Résultat présidentielle 2022 : Macron «souhaite tendre la main à tous ceux qui veulent travailler pour la France»

Publié le par Le Figaro par Arthur Berdah

Arrivé en tête du premier tour, le président-candidat s'est exprimé depuis la Porte de Versailles ce dimanche. Il souhaite un «grand mouvement politique d'unité et d'action».

Emmanuel Macron à Paris, le 10 avril 2022. BENOIT TESSIER / REUTERS

Emmanuel Macron à Paris, le 10 avril 2022. BENOIT TESSIER / REUTERS

Quelques points communs, et beaucoup de différences. Arrivé, comme en 2017, en tête du premier tour (28,3%) de l'élection présidentielle de 2022, Emmanuel Macron s'apprête à affronter une nouvelle fois Marine Le Pen (23,3%). S'exprimant, comme il y a cinq ans, depuis la Porte de Versailles, le président-candidat a toutefois changé d'attitude ce dimanche soir. Laissant son épouse, la première dame, au pied de l'estrade, le sortant n'a pas affiché le triomphalisme qui lui avait coûté cher à l'époque.

Faisant une nouvelle fois applaudir, dès les premiers instants de son discours, l'ensemble de ses adversaires éliminés - qu'il a tous cités -, il a salué leur campagne. Et ouvert la voie à un éventuel rassemblement pour le second tour. «La démocratie est riche de tous les engagés qui défendent leurs idées avec force et passion. (...) J'invite solennellement nos concitoyens, quelles que soient leurs sensibilités, et quels qu'aient été leurs choix au premier tour, à nous rejoindre», a-t-il lancé.

Un «moment décisif pour l'avenir» où «plus rien ne doit être comme avant»

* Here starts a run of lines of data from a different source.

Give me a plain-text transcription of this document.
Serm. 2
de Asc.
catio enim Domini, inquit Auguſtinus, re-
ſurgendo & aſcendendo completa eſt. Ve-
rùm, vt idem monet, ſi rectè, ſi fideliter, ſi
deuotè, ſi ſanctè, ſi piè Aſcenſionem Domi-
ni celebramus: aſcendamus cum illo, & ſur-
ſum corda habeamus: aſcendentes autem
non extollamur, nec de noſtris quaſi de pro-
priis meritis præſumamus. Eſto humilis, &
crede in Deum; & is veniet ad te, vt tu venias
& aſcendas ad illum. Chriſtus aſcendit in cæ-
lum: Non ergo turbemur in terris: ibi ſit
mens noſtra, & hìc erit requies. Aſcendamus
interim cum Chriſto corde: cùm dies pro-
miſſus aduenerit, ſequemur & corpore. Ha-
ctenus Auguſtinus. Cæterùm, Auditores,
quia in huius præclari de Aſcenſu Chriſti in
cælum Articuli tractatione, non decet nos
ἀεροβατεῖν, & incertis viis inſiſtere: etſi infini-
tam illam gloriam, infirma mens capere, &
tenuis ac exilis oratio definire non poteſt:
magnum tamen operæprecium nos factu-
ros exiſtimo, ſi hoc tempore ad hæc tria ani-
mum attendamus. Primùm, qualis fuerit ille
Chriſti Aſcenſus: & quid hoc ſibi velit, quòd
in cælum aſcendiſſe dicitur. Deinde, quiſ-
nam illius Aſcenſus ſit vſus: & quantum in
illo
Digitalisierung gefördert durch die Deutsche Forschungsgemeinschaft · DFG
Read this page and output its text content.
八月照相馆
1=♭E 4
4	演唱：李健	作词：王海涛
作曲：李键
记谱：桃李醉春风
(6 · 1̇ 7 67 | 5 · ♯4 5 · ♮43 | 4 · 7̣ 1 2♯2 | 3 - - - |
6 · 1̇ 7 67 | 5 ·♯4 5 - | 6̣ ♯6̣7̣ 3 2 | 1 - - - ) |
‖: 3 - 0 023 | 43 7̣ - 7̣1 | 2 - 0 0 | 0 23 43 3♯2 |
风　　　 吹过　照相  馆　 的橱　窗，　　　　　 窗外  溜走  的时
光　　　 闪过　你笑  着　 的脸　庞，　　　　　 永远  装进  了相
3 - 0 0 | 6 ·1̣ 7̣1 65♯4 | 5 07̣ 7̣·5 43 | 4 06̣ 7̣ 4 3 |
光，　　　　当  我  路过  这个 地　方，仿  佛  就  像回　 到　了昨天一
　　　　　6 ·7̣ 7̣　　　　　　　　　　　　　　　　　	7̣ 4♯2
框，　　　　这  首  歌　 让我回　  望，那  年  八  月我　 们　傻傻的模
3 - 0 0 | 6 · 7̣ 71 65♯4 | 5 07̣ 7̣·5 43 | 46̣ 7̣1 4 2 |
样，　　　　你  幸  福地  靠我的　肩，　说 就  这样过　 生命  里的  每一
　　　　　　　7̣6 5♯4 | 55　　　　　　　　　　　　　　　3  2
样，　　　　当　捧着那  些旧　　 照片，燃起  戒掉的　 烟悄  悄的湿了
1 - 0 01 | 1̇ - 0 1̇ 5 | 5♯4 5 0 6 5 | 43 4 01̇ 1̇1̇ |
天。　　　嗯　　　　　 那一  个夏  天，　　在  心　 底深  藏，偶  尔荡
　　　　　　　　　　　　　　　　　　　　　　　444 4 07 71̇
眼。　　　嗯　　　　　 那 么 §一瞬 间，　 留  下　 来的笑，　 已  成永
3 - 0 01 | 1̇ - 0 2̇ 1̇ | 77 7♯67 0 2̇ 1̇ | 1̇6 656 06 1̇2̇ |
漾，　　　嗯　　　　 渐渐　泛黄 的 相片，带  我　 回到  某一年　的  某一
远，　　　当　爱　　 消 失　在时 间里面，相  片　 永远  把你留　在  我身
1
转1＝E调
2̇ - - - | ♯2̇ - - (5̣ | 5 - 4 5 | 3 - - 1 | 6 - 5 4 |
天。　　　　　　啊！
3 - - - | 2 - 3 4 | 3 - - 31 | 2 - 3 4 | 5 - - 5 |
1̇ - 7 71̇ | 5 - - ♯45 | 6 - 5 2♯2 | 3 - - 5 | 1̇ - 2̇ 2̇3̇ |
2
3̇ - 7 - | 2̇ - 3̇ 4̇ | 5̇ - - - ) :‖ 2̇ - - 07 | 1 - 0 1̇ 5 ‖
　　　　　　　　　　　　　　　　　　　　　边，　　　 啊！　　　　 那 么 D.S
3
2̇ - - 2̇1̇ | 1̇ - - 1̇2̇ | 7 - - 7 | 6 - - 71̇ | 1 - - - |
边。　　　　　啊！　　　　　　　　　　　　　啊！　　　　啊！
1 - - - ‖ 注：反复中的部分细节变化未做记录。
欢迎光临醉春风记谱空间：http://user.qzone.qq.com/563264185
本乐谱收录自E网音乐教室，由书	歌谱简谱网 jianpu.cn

Insistant sur ceux qui, «dès ce soir, (lui) ont apporté leur soutien», il a personnellement «remercié» la socialiste Anne Hidalgo, l'écologiste Yannick Jadot, la LR Valérie Pécresse, et le communiste Fabien Roussel. Idem pour l'Insoumis Jean-Luc Mélenchon, dont il est «pleinement conscient que cela ne (vaut) pas soutien au projet (qu'il) porte», mais qu'il s'agit d'une volonté de faire «barrage à l'extrême droite» le 24 avril prochain.

Car c'est là tout l'enjeu pour Emmanuel Macron : ressusciter le front républicain pour espérer l'emporter confortablement dans deux semaines. «Dans ce moment décisif pour l'avenir de notre nation, plus rien ne doit être comme avant. C'est pourquoi je souhaite tendre la main à tous ceux qui veulent travailler pour la France. Je suis prêt à inventer quelque chose de nouveau pour rassembler les convictions et les sensibilités diverses», a-t-il esquissé.

«Convaincre» ceux qui se sont «tournés vers l'abstention ou le vote extrême»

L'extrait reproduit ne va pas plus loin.